LncRNAs are regulatory RNA molecules involved in wound repair. LncRNAs are believed to regulate different aspects of wound healing. For instance, LOC100130476, Gas5, lncRNA-ATB, AC067945.2, and CAS1 affect wound healing through regulation of keratinocyte migration, growth factor production, fibroblast migration and differentiation, and ECM production. Hence, lncRNAs possess the potential to be manipulated for scar management. Arrows indicate “induction,” and blunt-ended lines indicate “inhibition.”

Fig. 4

Conventional and emerging therapeutic approaches for scar management. a The conventional approaches for scar management include pressure garments, corticosteroids, skin grafts, and silicone gels and sheets affecting wound healing and scar formation through different mechanisms of action.
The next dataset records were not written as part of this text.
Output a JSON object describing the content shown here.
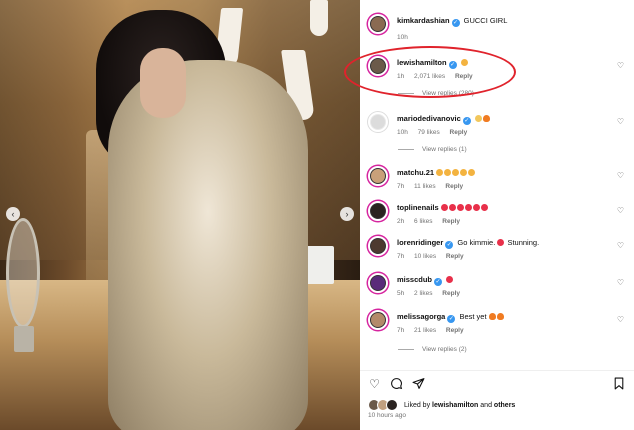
{
  "post": {
    "caption": {
      "user": "kimkardashian",
      "text": "GUCCI GIRL",
      "time": "10h"
    }
  },
  "comments": [
    {
      "user": "lewishamilton",
      "verified": true,
      "text": "",
      "emojis": [
        "smile"
      ],
      "time": "1h",
      "likes": "2,071 likes",
      "reply": "Reply",
      "view_replies": "View replies (280)",
      "avatar_color": "#6b5a4a"
    },
    {
      "user": "mariodedivanovic",
      "verified": true,
      "text": "",
      "emojis": [
        "clap",
        "fire"
      ],
      "time": "10h",
      "likes": "79 likes",
      "reply": "Reply",
      "view_replies": "View replies (1)",
      "avatar_color": "#dcdcdc"
    },
    {
      "user": "matchu.21",
      "verified": false,
      "text": "",
      "emojis": [
        "smile",
        "smile",
        "smile",
        "smile",
        "smile"
      ],
      "time": "7h",
      "likes": "11 likes",
      "reply": "Reply",
      "view_replies": "",
      "avatar_color": "#c9a07a"
    },
    {
      "user": "toplinenails",
      "verified": false,
      "text": "",
      "emojis": [
        "heart",
        "heart",
        "heart",
        "heart",
        "heart",
        "heart"
      ],
      "time": "2h",
      "likes": "6 likes",
      "reply": "Reply",
      "view_replies": "",
      "avatar_color": "#2a2320"
    },
    {
      "user": "lorenridinger",
      "verified": true,
      "text": "Go kimmie. ",
      "text_after": " Stunning.",
      "emojis": [
        "heart"
      ],
      "time": "7h",
      "likes": "10 likes",
      "reply": "Reply",
      "view_replies": "",
      "avatar_color": "#4d3a30"
    },
    {
      "user": "misscdub",
      "verified": true,
      "text": "",
      "emojis": [
        "heart"
      ],
      "time": "5h",
      "likes": "2 likes",
      "reply": "Reply",
      "view_replies": "",
      "avatar_color": "#5a2b7a"
    },
    {
      "user": "melissagorga",
      "verified": true,
      "text": "Best yet ",
      "emojis": [
        "fire",
        "fire"
      ],
      "time": "7h",
      "likes": "21 likes",
      "reply": "Reply",
      "view_replies": "View replies (2)",
      "avatar_color": "#b38a6a"
    }
  ],
  "footer": {
    "liked_prefix": "Liked by",
    "liked_user": "lewishamilton",
    "liked_and": "and",
    "liked_others": "others",
    "time_ago": "10 hours ago"
  },
  "icons": {
    "like": "heart-outline-icon",
    "comment": "comment-bubble-icon",
    "share": "send-icon",
    "save": "bookmark-icon"
  },
  "colors": {
    "highlight": "#e0232c",
    "verified": "#3897f0",
    "story_ring": "#d6249f"
  }
}
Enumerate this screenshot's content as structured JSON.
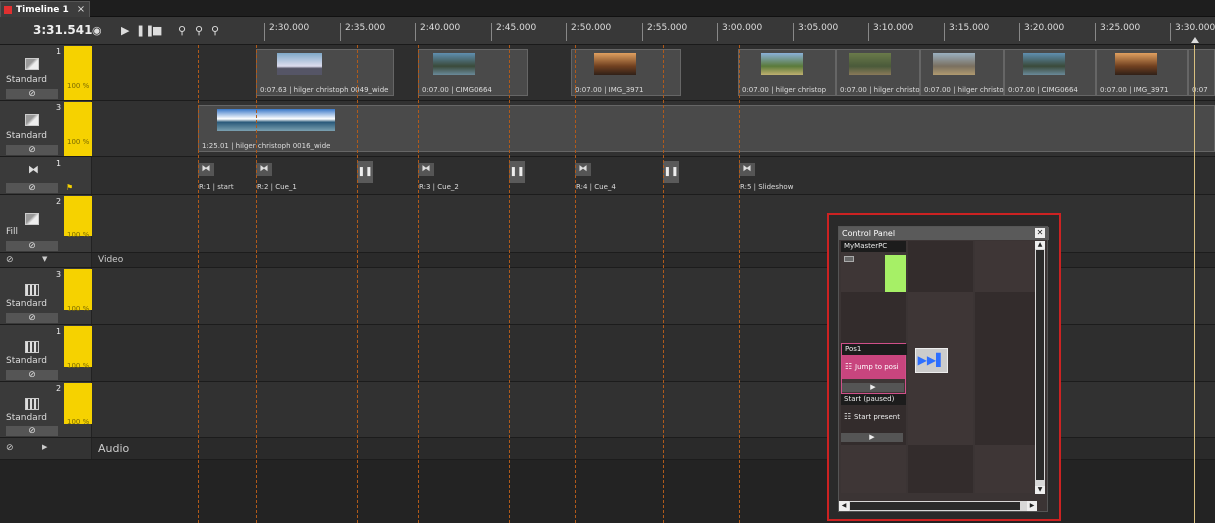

However, they are not targeted and efficient enough due to associated challenges. Conventional strategies are also used for large groups of people. Therefore, (b) new methods based on the optimization of wound healing procedure in terms of genetic and epigenetic regulations are emerging to diminish or prevent dermal fibrosis. MHCs and SNPs, genes coding for key regulators such as cytokines and growth factors, DNA methylation signatures, histone modification patterns and related enzymes, and noncoding RNAs interact and cooperate as a complex network affecting cell proliferation, differentiation, and ECM synthesis. Deregulation of the genetic and epigenetic network leads to aberrant behavior of different cells driving excessive fibroblast proliferation and differentiation, and consequently cutaneous fibrosis. Thus, these regulators can be identified via genetic and epigenetic screening and targeted using precision medicine strategies for scar management.